Founder, Pegasus Global Consultants

So, you are planning to retake the GMAT after a previous attempt in which you did not get a good score. Now what is a good GMAT score?


A good GMAT score is subjective based on what is GMAT score required for? A GMAT score of 700 is decent enough to get an ISB admit, however, the same score will not make the cut for Harvard or MIT. If you have taken the GMAT expecting a certain score and the result is not according to your expectations, you might reconsider taking it again to better your score.


Retaking the GMAT is definitely a good idea, however, retaking a test that costs $250 requires proper planning and execution. In this blog we will discuss three major factors in planning a systematic approach to retake GMAT:


1. Reasons for a low score

2. Retaking GMAT based on current scores

3. GMAT Myths

1. Reasons for a low score

· Ignoring Basics

· Application of Concepts

· Incorrect Selection Order of Sections

· Nervousness


GMAT is an adaptive test and requires a thorough brush up of basic, unfortunately a lot of people ignore basics and this mistake costs them dearly. Another aspect of GMAT is application of concepts. There are people adept at learning a concept, however, fail to apply the concept to the GMAT questions. If you are not referring to the official guide for solving questions it is possible you may pick a question to attempt first without thinking how an exhaustive section can give you less time to concentrate on the other sections or vice versa. A nervous state of mind is the most ignored aspect of taking a competitive exam, pressure of performing can at times make you choose the wrong option in multiple choice questions. Before you decide to retake the exam, focus on the above-mentioned points and accept the fact that mental strength is essential when attempting GMAT.


2. Retaking GMAT based on Current Scores

Let us discuss this section by discussing GMAT scores and percentiles


Retaking a GMAT at 750 will not really help, it will push your score from existing 98 to 99 percentile. A rise in single percentile is not worth the time and money. Instead work on other aspects of your application such as, essays. If your score is between 650-700, you are in the most represented category of GMAT takers, if you are aiming at schools with an average score of 710 than it is a good idea to retake it, however, keep in mind GMAT is one aspect of the MBA application there are many other aspects you can enhance to cover the GMAT deficit. A score of 600-650 is the idle band to retake the exam in case you feel your scores do not reflect your expectations or your aim is schools such as, ISB, IIM-A etc. An improvement in score will improve your chances of getting into some good business schools. A band of 500-600 is the one in which there is maximum scope of making an improvement. If you analyse your weak points and work hard to strengthen them, you can make a significant improvement from your last attempt.

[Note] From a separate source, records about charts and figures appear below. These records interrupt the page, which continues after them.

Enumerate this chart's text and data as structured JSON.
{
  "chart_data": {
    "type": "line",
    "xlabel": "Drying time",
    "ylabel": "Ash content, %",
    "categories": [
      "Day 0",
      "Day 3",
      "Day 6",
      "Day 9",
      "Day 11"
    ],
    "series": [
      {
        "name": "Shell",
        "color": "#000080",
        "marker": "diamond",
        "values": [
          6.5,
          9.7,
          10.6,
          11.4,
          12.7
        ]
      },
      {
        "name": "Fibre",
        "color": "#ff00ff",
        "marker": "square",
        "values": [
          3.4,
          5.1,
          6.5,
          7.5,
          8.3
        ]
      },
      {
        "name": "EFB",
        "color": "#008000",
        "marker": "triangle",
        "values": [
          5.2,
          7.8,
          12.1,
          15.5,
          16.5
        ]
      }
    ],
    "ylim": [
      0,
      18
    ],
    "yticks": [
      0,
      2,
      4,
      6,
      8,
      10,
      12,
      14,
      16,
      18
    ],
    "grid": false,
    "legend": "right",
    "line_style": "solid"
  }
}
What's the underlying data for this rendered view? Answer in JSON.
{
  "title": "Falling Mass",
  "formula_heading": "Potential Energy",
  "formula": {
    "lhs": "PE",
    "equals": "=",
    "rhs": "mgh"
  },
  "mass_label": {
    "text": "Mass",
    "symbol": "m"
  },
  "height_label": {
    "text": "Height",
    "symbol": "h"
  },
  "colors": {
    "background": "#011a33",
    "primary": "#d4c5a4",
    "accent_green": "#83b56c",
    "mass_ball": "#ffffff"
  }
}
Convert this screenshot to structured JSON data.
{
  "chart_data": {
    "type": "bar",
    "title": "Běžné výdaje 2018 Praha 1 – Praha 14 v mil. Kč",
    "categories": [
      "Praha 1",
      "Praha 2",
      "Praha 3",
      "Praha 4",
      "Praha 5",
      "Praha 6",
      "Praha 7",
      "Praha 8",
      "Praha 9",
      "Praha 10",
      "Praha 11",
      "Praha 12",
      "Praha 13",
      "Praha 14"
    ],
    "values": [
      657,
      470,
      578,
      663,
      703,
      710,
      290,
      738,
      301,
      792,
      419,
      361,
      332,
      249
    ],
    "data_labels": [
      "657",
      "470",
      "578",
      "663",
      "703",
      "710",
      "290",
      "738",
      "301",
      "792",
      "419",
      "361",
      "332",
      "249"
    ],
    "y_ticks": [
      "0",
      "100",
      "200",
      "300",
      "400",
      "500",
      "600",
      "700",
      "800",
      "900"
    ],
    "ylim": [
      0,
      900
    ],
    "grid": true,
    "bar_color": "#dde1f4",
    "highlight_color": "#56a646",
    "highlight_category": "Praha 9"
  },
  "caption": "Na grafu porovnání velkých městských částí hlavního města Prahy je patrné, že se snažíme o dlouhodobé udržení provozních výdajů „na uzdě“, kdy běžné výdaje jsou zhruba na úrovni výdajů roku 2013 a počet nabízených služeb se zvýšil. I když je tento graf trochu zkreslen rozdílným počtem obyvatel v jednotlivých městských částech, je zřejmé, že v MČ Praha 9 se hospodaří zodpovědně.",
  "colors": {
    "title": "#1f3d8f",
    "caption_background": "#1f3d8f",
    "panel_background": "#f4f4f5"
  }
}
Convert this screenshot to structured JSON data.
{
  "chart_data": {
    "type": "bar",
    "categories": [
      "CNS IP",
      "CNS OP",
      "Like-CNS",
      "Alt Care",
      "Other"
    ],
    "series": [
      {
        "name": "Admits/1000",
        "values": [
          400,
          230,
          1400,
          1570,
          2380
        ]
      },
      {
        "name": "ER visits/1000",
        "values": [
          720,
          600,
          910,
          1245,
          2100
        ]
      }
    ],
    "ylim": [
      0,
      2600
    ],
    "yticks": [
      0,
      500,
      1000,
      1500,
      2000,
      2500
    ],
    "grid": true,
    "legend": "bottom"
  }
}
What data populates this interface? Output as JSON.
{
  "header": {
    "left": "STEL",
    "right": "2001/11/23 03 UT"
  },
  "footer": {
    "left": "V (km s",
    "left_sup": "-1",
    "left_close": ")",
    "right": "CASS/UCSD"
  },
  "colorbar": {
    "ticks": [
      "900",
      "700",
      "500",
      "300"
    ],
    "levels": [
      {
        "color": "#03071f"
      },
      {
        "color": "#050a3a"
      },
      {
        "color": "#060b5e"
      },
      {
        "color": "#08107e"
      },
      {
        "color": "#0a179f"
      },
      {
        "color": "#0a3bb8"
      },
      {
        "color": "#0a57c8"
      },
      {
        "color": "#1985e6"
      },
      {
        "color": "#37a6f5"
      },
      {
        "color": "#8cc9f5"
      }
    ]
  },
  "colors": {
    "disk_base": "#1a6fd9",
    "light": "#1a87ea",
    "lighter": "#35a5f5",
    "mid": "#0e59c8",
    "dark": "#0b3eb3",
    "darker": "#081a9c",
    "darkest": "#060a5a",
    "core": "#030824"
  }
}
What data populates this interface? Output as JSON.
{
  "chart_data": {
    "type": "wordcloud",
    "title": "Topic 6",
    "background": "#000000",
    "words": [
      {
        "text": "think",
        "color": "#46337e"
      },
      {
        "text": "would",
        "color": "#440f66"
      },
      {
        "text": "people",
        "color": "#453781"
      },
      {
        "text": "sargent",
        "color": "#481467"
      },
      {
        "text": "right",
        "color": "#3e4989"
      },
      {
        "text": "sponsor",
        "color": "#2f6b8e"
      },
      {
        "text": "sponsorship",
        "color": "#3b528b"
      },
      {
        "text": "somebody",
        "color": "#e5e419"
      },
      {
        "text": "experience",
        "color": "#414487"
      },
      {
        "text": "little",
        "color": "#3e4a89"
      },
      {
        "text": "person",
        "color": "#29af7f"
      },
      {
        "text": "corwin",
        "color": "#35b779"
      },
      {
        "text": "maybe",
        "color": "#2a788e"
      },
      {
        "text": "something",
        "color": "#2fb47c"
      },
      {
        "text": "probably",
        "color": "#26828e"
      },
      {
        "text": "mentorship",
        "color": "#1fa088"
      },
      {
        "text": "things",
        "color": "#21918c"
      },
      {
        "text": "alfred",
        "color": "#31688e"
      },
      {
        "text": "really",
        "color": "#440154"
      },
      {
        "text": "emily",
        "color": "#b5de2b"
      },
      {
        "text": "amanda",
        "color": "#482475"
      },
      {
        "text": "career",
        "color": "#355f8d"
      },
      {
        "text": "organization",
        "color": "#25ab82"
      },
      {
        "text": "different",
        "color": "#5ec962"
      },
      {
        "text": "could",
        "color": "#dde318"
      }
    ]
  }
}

The pointers discussed can help you adopt the right strategy for retaking GMAT.


GMAT Myths

GMAT has fair share of myths associated with it. Let’s clarify some common ones

Geographical Location: GMAT questions all over the world are same and any change in location will not make it easier or harder for you, neither does the percentile rank changes because of the country.

Time of the year GMAT is attempted: GMAT works on the adaptive algorithm and unlike the linear approach, the score gets computed after every question. So, answering correct is a tick and answering wrong immediately penalises you. GMAT is adaptive to your performance and not the exam schedule.

Section Scores are Interlinked: As discussed, GMAT is a computer adaptive test and each section is disconnected from the other. There is no manual correction, so, there is no way of doing well in one section and expecting that to take care of the other sections.


Hope this article was useful in helping you with pros and cons of retaking the GMAT.